La bévue de la déradicalisation
Publié le 26 janvier 2016. Par La rédaction de Books.
Image de propagande de l'Etat Islamique
Deux unités dédiées aux détenus radicalisés ont ouvert leurs portes lundi dans les prisons d’Osny et de Lille. Ces détenus particuliers ne seront pas seulement isolés, ils seront soumis à un programme alliant entretiens individuels, groupes de parole et conférences. La stratégie de déradicalisation en est encore, en France, à ses balbutiements ; mais elle s’inscrit dans le sillage des programmes mis en œuvre à travers le monde depuis les attentats du 11 septembre 2001. Des programmes qui se concentrent toujours sur l’aspect idéologique et religieux, relève le politologue Omar Ashour dans The deradicalization of Jihadists. L’objectif est de réfuter la doctrine et l’interprétation religieuse des groupes terroristes pour en détourner les individus concernés. Instaurer un dialogue entre les participants et des imams modérés est classiquement l’un des vecteurs utilisés pour convertir les djihadistes à une lecture plus pacifique de l’islam.

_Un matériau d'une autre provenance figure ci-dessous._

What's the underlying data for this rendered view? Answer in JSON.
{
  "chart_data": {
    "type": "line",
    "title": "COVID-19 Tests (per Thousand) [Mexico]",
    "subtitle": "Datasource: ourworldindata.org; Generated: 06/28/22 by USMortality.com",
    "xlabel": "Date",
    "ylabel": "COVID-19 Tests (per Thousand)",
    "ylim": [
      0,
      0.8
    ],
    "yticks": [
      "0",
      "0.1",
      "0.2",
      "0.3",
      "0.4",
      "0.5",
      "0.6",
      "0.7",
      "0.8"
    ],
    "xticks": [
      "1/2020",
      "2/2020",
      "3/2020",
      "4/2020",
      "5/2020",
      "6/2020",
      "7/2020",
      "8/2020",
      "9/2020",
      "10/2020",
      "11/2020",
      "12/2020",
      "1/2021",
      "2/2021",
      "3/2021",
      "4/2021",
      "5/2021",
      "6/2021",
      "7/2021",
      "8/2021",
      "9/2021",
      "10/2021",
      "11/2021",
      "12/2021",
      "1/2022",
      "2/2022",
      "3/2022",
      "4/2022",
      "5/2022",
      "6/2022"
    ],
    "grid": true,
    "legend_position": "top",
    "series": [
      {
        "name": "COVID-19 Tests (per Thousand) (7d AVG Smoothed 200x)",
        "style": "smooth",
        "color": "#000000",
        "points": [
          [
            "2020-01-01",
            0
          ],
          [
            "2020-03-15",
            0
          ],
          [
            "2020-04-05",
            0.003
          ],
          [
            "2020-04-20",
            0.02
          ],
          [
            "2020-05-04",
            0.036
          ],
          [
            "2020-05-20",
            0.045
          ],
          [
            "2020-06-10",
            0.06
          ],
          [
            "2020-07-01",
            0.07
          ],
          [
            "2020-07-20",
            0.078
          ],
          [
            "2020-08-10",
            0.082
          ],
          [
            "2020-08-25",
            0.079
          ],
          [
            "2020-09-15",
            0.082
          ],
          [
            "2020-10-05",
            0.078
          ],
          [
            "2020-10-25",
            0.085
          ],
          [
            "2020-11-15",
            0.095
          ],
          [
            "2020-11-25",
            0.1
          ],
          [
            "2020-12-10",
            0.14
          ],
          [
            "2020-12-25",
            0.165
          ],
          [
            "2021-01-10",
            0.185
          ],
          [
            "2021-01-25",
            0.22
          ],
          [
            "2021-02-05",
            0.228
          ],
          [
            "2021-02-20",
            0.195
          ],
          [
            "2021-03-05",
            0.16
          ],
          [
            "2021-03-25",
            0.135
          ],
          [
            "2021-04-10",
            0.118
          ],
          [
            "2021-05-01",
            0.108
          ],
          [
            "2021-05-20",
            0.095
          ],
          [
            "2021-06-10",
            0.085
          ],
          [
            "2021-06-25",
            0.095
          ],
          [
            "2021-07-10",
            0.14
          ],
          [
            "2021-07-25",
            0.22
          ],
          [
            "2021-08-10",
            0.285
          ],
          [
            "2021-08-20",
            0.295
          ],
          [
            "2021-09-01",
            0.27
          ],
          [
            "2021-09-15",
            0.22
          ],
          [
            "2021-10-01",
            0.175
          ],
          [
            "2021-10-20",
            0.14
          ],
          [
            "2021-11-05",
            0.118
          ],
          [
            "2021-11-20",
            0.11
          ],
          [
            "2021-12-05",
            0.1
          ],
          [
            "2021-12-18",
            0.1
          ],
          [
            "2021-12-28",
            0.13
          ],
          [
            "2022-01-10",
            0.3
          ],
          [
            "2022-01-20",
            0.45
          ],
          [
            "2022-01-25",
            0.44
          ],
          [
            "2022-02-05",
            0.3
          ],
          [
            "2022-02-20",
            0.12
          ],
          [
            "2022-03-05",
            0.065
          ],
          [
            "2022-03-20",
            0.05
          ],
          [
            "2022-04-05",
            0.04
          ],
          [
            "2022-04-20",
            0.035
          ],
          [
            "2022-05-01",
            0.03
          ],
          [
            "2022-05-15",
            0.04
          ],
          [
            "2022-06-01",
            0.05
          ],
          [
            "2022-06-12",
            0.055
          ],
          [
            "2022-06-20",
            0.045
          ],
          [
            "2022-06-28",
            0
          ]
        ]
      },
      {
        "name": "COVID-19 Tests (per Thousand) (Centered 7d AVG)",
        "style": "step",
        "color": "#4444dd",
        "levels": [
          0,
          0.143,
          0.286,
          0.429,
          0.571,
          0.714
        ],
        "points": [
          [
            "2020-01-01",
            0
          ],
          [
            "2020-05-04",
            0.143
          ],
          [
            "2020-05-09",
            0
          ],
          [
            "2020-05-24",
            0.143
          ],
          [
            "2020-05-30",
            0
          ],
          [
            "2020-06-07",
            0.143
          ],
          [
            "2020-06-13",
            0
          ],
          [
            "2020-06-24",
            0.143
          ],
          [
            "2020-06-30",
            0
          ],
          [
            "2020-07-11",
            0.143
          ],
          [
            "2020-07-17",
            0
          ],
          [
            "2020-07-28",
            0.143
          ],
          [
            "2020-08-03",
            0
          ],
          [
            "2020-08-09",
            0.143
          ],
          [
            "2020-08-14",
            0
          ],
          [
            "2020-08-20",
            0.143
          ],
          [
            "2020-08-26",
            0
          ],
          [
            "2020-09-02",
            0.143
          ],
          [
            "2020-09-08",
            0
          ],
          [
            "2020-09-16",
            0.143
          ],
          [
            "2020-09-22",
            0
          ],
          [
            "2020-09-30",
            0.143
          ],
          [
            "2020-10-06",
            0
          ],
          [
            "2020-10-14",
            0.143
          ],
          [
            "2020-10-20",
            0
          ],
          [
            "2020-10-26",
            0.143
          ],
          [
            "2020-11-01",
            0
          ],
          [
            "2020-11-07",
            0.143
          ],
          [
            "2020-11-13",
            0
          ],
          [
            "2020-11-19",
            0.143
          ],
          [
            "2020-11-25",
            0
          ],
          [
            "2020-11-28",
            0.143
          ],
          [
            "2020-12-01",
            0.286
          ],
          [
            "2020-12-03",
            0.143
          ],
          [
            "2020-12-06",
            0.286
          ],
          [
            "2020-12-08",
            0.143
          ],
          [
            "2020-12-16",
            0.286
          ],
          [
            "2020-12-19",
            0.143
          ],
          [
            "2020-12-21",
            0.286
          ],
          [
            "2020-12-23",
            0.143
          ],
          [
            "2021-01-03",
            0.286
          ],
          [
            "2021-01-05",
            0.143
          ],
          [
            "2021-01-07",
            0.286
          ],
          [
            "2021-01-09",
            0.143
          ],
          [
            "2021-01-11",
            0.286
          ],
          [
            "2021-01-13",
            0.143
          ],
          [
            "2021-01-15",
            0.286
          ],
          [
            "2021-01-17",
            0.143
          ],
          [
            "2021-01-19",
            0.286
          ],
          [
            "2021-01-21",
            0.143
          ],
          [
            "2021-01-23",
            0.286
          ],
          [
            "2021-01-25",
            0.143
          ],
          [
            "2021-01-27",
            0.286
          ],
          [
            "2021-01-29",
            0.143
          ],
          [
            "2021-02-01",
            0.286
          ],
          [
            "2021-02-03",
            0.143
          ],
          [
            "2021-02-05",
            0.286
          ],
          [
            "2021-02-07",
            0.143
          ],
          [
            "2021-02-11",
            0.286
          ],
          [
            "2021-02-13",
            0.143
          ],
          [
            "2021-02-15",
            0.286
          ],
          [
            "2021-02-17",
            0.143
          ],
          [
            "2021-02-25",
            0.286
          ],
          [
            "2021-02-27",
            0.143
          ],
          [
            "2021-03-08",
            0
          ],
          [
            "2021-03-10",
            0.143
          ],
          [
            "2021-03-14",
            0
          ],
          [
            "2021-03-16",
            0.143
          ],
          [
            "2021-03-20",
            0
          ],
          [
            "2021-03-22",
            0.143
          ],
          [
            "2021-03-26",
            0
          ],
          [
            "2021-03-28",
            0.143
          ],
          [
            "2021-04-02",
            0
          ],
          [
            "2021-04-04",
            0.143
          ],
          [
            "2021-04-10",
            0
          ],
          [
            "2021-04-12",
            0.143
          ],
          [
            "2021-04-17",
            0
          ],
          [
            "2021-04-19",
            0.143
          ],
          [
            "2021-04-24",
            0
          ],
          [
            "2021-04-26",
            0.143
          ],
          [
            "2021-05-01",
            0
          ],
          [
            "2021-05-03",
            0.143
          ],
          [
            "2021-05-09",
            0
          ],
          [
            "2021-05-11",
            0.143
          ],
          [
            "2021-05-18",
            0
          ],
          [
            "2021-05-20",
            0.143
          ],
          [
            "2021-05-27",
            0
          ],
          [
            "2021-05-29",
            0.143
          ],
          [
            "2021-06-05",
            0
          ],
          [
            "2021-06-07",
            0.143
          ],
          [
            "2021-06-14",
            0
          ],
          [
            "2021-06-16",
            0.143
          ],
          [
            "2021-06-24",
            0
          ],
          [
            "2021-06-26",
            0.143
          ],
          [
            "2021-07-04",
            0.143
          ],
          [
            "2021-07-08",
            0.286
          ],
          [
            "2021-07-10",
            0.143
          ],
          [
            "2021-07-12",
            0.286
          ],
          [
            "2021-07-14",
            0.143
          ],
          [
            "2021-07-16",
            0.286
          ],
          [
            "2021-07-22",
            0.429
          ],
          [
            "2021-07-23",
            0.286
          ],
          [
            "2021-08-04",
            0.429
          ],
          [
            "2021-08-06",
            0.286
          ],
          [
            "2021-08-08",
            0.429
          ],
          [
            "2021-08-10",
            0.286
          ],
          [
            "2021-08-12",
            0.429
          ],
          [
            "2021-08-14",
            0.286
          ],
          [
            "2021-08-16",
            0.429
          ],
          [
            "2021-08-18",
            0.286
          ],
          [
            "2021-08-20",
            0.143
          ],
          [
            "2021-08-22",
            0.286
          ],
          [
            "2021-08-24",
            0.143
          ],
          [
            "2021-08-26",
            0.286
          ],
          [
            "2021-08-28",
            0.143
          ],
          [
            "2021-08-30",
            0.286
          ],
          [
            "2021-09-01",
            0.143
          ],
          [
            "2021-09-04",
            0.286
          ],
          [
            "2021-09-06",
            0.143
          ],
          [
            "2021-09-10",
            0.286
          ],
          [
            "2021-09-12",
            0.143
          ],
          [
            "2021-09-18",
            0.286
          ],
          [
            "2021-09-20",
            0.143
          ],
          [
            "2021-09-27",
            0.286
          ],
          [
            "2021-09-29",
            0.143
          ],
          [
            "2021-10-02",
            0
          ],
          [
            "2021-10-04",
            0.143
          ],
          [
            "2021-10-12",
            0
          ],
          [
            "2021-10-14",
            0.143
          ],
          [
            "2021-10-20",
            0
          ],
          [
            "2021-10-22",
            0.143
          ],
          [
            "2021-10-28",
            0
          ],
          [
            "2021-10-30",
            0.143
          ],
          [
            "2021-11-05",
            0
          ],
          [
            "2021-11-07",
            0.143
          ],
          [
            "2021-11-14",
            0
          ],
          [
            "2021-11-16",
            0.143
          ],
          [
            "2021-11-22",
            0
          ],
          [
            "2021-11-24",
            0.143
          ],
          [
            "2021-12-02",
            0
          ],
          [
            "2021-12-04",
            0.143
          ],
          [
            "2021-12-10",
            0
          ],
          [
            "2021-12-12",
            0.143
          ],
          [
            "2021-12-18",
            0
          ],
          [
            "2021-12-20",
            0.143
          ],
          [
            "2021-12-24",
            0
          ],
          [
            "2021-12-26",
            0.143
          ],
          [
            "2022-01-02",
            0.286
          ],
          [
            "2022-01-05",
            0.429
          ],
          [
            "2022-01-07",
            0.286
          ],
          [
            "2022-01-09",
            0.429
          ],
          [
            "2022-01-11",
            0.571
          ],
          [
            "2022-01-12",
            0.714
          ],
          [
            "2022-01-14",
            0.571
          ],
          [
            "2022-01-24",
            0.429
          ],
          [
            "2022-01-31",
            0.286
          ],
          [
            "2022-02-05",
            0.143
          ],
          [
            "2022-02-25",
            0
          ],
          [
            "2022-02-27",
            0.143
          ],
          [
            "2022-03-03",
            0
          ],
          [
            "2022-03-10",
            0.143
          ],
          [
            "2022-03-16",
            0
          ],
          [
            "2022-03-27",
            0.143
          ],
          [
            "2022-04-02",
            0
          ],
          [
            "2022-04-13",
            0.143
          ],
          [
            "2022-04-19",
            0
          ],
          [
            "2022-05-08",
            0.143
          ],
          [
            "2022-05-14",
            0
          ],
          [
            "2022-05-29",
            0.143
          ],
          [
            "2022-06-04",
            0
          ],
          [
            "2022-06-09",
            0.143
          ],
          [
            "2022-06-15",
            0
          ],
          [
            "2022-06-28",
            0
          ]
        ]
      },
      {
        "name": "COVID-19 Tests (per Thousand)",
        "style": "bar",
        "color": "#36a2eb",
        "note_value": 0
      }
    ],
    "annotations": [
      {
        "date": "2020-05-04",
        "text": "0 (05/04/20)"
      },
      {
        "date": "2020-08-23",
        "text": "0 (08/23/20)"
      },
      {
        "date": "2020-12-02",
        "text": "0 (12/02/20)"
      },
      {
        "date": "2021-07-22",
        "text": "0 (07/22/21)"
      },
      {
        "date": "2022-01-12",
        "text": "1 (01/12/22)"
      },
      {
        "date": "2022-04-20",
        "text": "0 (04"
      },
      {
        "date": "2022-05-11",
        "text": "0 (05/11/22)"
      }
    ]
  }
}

Mais, comme le soulignent Omar Ashour et la plupart des spécialistes, la conviction idéologique est rarement le ressort fondamental de la radicalisation. Aux yeux de Marc Sageman, dans Leaderless Jihad, c’est le désir d’appartenance à une communauté qui apparaît comme la première motivation des jeunes qui rejoignent ces groupes, en particulier parmi les populations musulmanes d’Europe. Face à une société dans laquelle ils éprouvent frustration et humiliation, ils ressentent le besoin de rejoindre un groupe porteur de sens. Le sociologue Farhad Khosrokhavar explique lui aussi dans Radicalisation que l’appartenance à une « communauté musulmane chaleureuse et mythiquement homogène » est cruciale. L’entourage amical, familial, ou la présence d’une personnalité perçue comme un mentor joue donc un rôle majeur dans le processus de radicalisation. Pour les chercheurs, c’est donc moins une alternative idéologique que doivent proposer ces programmes que la construction d’autres groupes d’appartenance.